A nutritionist with the Prairie Swine Centre says lower feed costs and higher live hog prices are allowing pork producers to refocus on maximising the productivity of their herds.

"Cost Saving Ideas in the Finishing Barn" was among the topics discussed last week as part of the Prairie Swine Centre's series of 2014 producer meetings.

Dr. Denise Beaulieu, a research scientist nutrition with the Prairie Swine Centre, says the big change in the past few months has been the decrease in the cost of feedgrains and the increase in pig prices which means producers can shift their focus away from decreasing the cost of feed and look at investing more money to increase the rate of gain of those animals.

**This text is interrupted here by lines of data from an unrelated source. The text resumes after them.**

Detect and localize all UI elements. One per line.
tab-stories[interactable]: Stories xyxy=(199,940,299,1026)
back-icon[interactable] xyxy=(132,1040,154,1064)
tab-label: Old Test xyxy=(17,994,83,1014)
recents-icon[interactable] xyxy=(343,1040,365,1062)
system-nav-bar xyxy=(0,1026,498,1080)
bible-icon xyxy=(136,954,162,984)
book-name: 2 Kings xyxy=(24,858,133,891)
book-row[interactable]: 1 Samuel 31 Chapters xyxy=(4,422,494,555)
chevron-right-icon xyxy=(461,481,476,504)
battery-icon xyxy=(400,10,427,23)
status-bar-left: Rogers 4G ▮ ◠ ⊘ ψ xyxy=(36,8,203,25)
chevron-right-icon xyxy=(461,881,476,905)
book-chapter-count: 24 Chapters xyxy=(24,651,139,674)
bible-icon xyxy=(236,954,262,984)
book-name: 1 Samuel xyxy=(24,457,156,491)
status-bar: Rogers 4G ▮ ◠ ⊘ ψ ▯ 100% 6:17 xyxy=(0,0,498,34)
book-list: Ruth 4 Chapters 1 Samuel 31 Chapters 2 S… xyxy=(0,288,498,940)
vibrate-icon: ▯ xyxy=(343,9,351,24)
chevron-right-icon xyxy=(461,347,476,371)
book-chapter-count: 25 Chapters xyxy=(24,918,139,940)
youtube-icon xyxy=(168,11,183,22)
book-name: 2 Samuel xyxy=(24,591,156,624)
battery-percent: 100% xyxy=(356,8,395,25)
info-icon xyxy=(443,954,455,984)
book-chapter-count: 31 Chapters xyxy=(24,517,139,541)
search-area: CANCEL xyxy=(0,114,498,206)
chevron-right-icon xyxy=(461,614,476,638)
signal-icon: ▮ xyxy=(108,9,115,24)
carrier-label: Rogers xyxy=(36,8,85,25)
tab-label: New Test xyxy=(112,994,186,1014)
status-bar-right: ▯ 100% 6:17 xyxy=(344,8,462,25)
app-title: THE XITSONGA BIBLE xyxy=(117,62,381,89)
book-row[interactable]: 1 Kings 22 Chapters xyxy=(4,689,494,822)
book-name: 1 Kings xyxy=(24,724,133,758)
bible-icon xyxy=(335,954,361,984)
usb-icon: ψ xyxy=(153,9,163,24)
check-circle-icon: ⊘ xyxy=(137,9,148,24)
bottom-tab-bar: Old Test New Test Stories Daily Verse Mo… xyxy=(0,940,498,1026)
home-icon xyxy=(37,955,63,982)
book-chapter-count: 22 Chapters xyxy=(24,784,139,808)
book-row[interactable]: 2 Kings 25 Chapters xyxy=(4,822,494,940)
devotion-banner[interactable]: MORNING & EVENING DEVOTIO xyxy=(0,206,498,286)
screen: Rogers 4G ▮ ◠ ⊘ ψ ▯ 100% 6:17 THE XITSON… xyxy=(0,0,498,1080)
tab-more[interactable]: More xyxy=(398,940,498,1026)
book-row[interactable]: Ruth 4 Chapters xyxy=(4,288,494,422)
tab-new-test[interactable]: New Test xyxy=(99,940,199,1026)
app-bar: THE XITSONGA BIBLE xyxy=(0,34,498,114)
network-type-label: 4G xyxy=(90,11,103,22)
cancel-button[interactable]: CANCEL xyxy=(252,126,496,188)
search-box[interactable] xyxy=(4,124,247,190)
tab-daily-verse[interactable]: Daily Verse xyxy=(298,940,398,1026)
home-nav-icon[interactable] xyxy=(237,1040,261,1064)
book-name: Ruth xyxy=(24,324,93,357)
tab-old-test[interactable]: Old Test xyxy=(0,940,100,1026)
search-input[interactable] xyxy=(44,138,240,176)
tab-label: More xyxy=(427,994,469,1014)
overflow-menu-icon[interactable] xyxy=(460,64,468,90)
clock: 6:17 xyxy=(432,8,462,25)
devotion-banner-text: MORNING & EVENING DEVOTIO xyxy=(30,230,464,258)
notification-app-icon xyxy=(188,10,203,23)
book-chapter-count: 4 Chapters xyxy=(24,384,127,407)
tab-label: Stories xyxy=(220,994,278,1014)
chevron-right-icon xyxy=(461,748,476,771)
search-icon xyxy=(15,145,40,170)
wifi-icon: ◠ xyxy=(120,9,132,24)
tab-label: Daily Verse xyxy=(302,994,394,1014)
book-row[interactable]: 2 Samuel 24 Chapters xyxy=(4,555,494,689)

Dr. Denise Beaulieu-Prairie Swine Centre:
We're still seeing these changes happening but certainly we could put some more money perhaps into the feed where we were really focussed before on doing everything we could to decrease the cost of feed and it was profitable even if it meant slowing the rate of growth down.

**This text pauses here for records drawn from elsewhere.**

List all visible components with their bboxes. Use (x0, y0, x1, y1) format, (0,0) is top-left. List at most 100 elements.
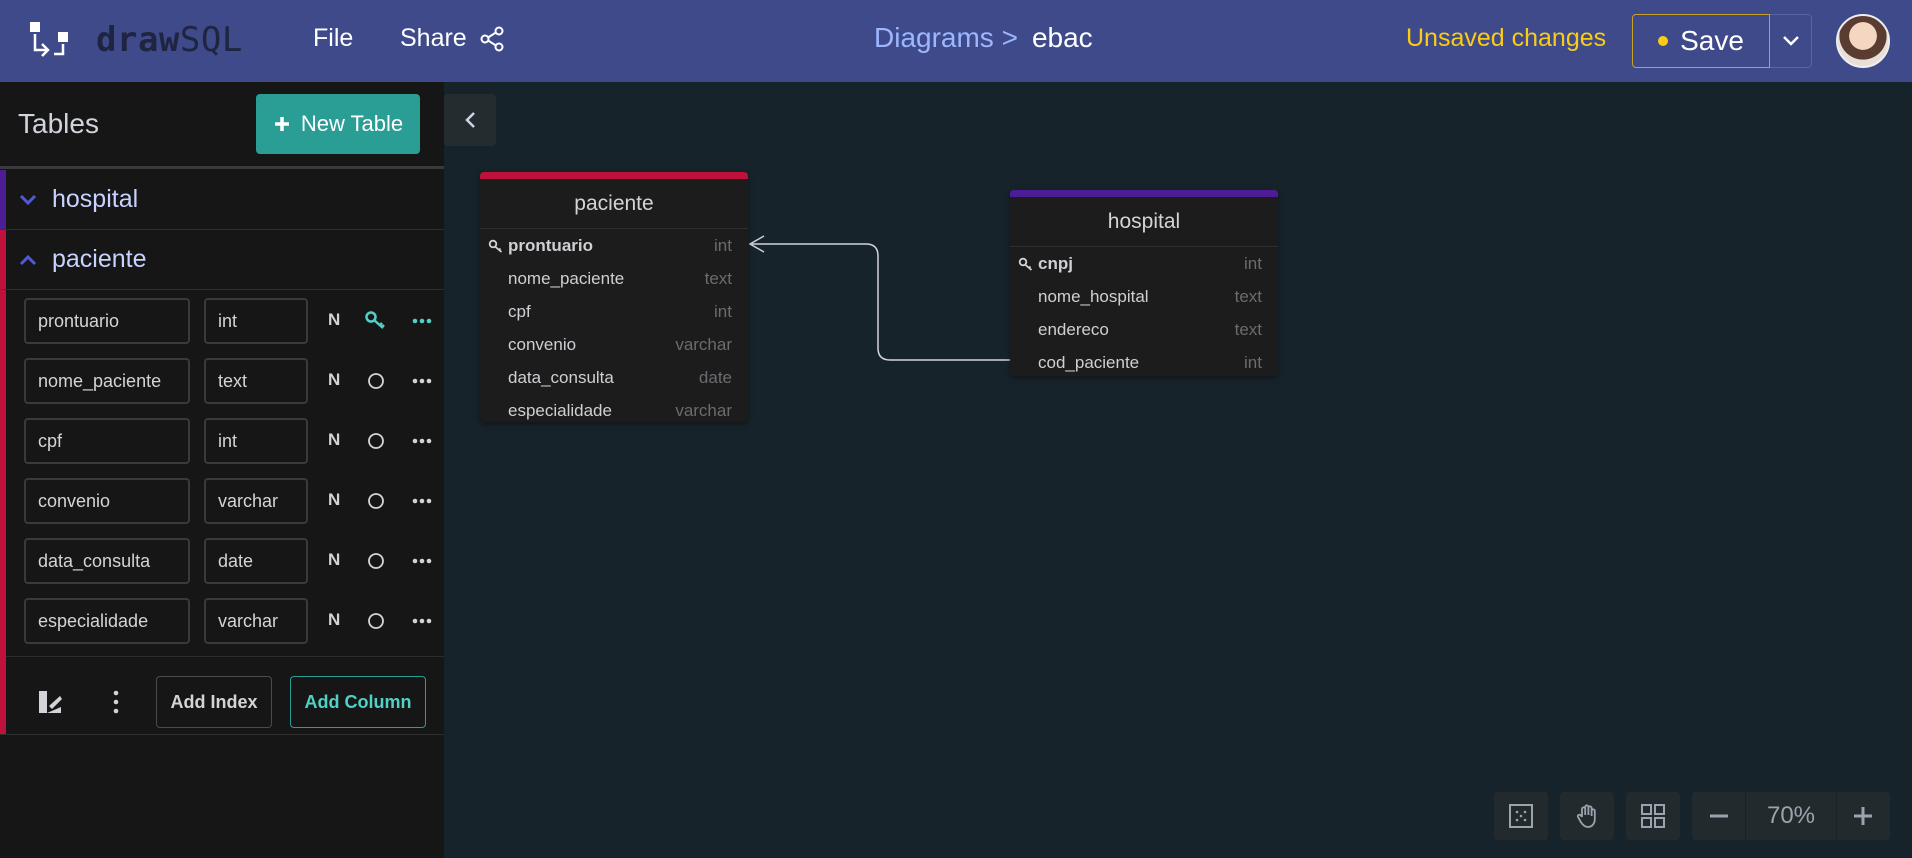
chevron-up-icon (19, 254, 37, 265)
more-options-icon[interactable] (410, 309, 434, 333)
share-icon (480, 26, 504, 51)
column-type-input[interactable]: date (204, 538, 308, 584)
column-type-input[interactable]: varchar (204, 478, 308, 524)
table-menu-icon[interactable] (102, 688, 130, 716)
menu-file[interactable]: File (313, 24, 353, 53)
table-color-icon[interactable] (36, 688, 64, 716)
field-name: prontuario (508, 236, 593, 255)
field-name: endereco (1038, 320, 1109, 339)
grid-icon (1641, 804, 1665, 828)
top-bar: drawSQL File Share Diagrams > ebac Unsav… (0, 0, 1912, 82)
chevron-left-icon (465, 112, 475, 128)
nullable-toggle[interactable]: N (328, 430, 340, 450)
grid-tool-button[interactable] (1626, 792, 1680, 840)
entity-title[interactable]: paciente (480, 179, 748, 229)
entity-field[interactable]: convenio varchar (480, 328, 748, 361)
new-table-label: New Table (300, 111, 404, 136)
column-name-input[interactable]: prontuario (24, 298, 190, 344)
field-name: especialidade (508, 401, 612, 420)
zoom-out-button[interactable] (1692, 792, 1746, 840)
save-options-dropdown[interactable] (1770, 14, 1812, 68)
entity-field[interactable]: especialidade varchar (480, 394, 748, 427)
nullable-toggle[interactable]: N (328, 550, 340, 570)
menu-share-label: Share (400, 24, 467, 52)
more-options-icon[interactable] (410, 609, 434, 633)
hand-icon (1576, 804, 1596, 828)
column-type-input[interactable]: int (204, 418, 308, 464)
entity-field[interactable]: endereco text (1010, 313, 1278, 346)
entity-field[interactable]: cnpj int (1010, 247, 1278, 280)
nullable-toggle[interactable]: N (328, 610, 340, 630)
entity-field[interactable]: cod_paciente int (1010, 346, 1278, 379)
nullable-toggle[interactable]: N (328, 490, 340, 510)
entity-field[interactable]: prontuario int (480, 229, 748, 262)
field-name: cpf (508, 302, 531, 321)
entity-field[interactable]: data_consulta date (480, 361, 748, 394)
column-name-input[interactable]: nome_paciente (24, 358, 190, 404)
nullable-toggle[interactable]: N (328, 370, 340, 390)
more-options-icon[interactable] (410, 429, 434, 453)
field-type: int (714, 302, 732, 321)
field-name: data_consulta (508, 368, 614, 387)
chevron-down-icon (1782, 36, 1799, 46)
pan-tool-button[interactable] (1560, 792, 1614, 840)
unsaved-dot-icon (1658, 36, 1669, 46)
primary-key-icon (1018, 257, 1033, 271)
primary-key-toggle-icon[interactable] (364, 489, 388, 513)
zoom-control: 70% (1692, 792, 1890, 840)
entity-paciente[interactable]: paciente prontuario int nome_paciente te… (480, 172, 748, 422)
field-type: varchar (675, 401, 732, 420)
zoom-in-button[interactable] (1835, 792, 1890, 840)
primary-key-toggle-icon[interactable] (364, 609, 388, 633)
column-row: convenio varchar N (18, 478, 438, 524)
nullable-toggle[interactable]: N (328, 310, 340, 330)
entity-title[interactable]: hospital (1010, 197, 1278, 247)
column-name-input[interactable]: convenio (24, 478, 190, 524)
column-type-input[interactable]: int (204, 298, 308, 344)
column-row: especialidade varchar N (18, 598, 438, 644)
column-name-input[interactable]: especialidade (24, 598, 190, 644)
field-name: cnpj (1038, 254, 1073, 273)
field-name: nome_paciente (508, 269, 625, 288)
primary-key-toggle-icon[interactable] (364, 549, 388, 573)
breadcrumb-diagrams[interactable]: Diagrams > (874, 22, 1018, 54)
tables-sidebar: Tables New Table hospital paciente pront… (0, 82, 444, 858)
field-type: int (714, 236, 732, 255)
primary-key-toggle-icon[interactable] (364, 369, 388, 393)
menu-share[interactable]: Share (400, 24, 505, 53)
more-options-icon[interactable] (410, 369, 434, 393)
zoom-level: 70% (1766, 802, 1816, 829)
more-options-icon[interactable] (410, 549, 434, 573)
save-label: Save (1680, 25, 1744, 56)
relationship-line (750, 243, 1010, 361)
column-actions-divider (6, 656, 444, 657)
sidebar-divider (0, 166, 444, 169)
column-name-input[interactable]: data_consulta (24, 538, 190, 584)
column-name-input[interactable]: cpf (24, 418, 190, 464)
add-column-button[interactable]: Add Column (290, 676, 426, 728)
select-tool-button[interactable] (1494, 792, 1548, 840)
more-options-icon[interactable] (410, 489, 434, 513)
field-name: nome_hospital (1038, 287, 1149, 306)
entity-hospital[interactable]: hospital cnpj int nome_hospital text end… (1010, 190, 1278, 376)
field-name: cod_paciente (1038, 353, 1140, 372)
sidebar-table-hospital[interactable]: hospital (0, 170, 444, 230)
entity-field[interactable]: nome_paciente text (480, 262, 748, 295)
save-button[interactable]: Save (1632, 14, 1770, 68)
column-type-input[interactable]: varchar (204, 598, 308, 644)
sidebar-table-paciente[interactable]: paciente (0, 230, 444, 290)
user-avatar[interactable] (1836, 14, 1890, 68)
field-type: text (1234, 287, 1262, 306)
drawsql-logo-icon[interactable] (28, 20, 70, 62)
collapse-sidebar-button[interactable] (444, 94, 496, 146)
entity-field[interactable]: cpf int (480, 295, 748, 328)
add-index-button[interactable]: Add Index (156, 676, 272, 728)
brand-wordmark: drawSQL (96, 20, 243, 60)
primary-key-icon[interactable] (364, 309, 388, 333)
entity-field[interactable]: nome_hospital text (1010, 280, 1278, 313)
new-table-button[interactable]: New Table (256, 94, 420, 154)
breadcrumb-current-diagram[interactable]: ebac (1032, 22, 1093, 54)
primary-key-toggle-icon[interactable] (364, 429, 388, 453)
column-type-input[interactable]: text (204, 358, 308, 404)
chevron-down-icon (19, 194, 37, 205)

However now, with the increased futures prices for the pigs, a producer could spend a little bit more money for their feed if it means increasing the rate of gain of those animals so they can afford to invest once again in the feed if it improves the performance of those animals.

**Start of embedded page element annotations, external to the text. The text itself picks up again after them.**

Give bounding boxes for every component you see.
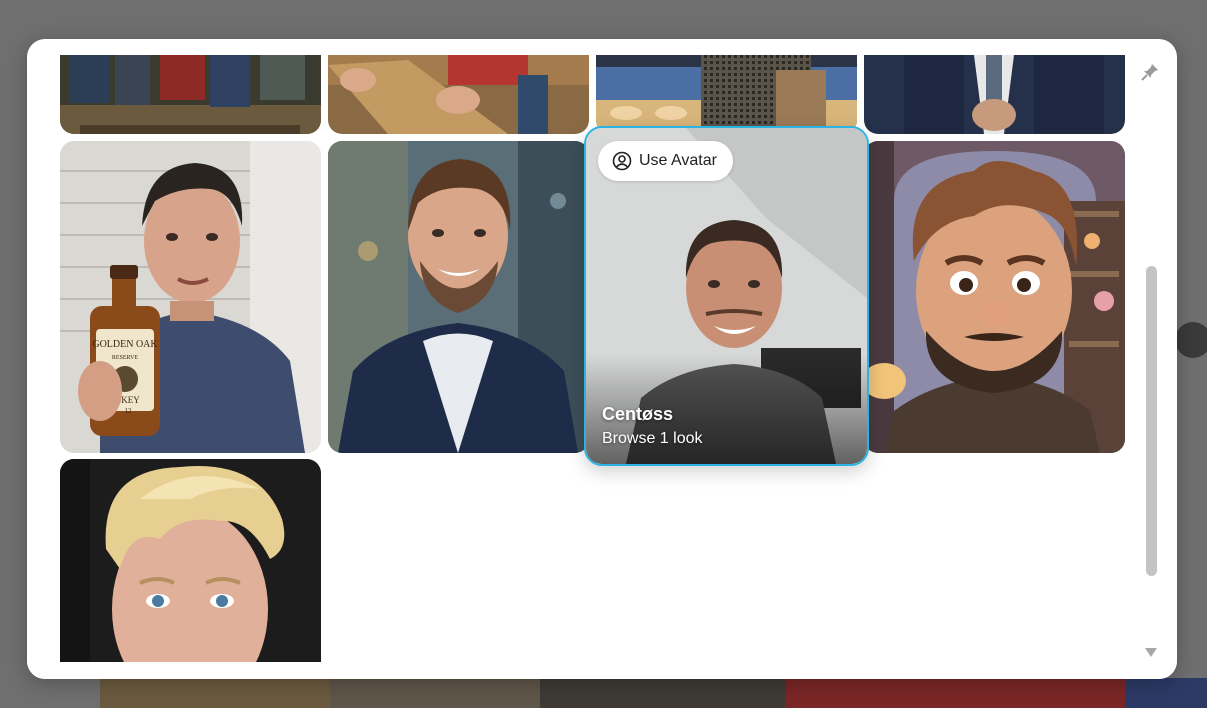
avatar-card[interactable]: [60, 55, 321, 134]
background-thumb: [100, 678, 330, 708]
use-avatar-label: Use Avatar: [639, 152, 717, 169]
avatar-card[interactable]: [60, 459, 321, 663]
bottle-age-text: 12: [125, 407, 133, 415]
use-avatar-button[interactable]: Use Avatar: [598, 141, 733, 181]
triangle-down-icon[interactable]: [1144, 646, 1158, 658]
bottle-brand-text: GOLDEN OAK: [92, 339, 158, 350]
avatar-card-centoss[interactable]: Use Avatar Centøss Browse 1 look: [584, 126, 869, 466]
bottle-reserve-text: RESERVE: [112, 355, 139, 361]
avatar-card[interactable]: [328, 141, 589, 453]
background-page-title: [330, 0, 1207, 40]
avatar-name: Centøss: [602, 404, 674, 424]
modal-bottom-edge: [27, 662, 1177, 679]
background-thumb: [1125, 678, 1207, 708]
user-circle-icon: [612, 151, 632, 171]
avatar-card[interactable]: GOLDEN OAK RESERVE SKEY 12: [60, 141, 321, 453]
avatar-card[interactable]: [328, 55, 589, 134]
background-thumb: [785, 678, 1125, 708]
avatar-card[interactable]: [864, 141, 1125, 453]
avatar-card[interactable]: [596, 55, 857, 134]
background-thumb: [540, 678, 785, 708]
scrollbar-thumb[interactable]: [1146, 266, 1157, 576]
background-button: [1175, 322, 1207, 358]
avatar-card[interactable]: [864, 55, 1125, 134]
background-thumb: [330, 678, 540, 708]
avatar-looks-count: Browse 1 look: [602, 430, 703, 447]
avatar-picker-modal: GOLDEN OAK RESERVE SKEY 12 Use Avatar Ce…: [27, 39, 1177, 679]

Maximizing productivity or feed costs, what the producer always wants to be concerned about is their net returns so they need to model their whole system, not just look at one component in isolation.

If they're going to put a little bit more money into their feed they have to know how that affects the performance of those animals and what they get from those animals as an overall return when they sell those pigs and so they have to be able to know the return on that investment just like any other business.

Dr. Beaulieu encourages producers to review their least cost diet formulations.

She says to take full advantage of the positive changes each producer needs to re-evaluate their own system, go through all of their diets and perhaps reformulate those diets.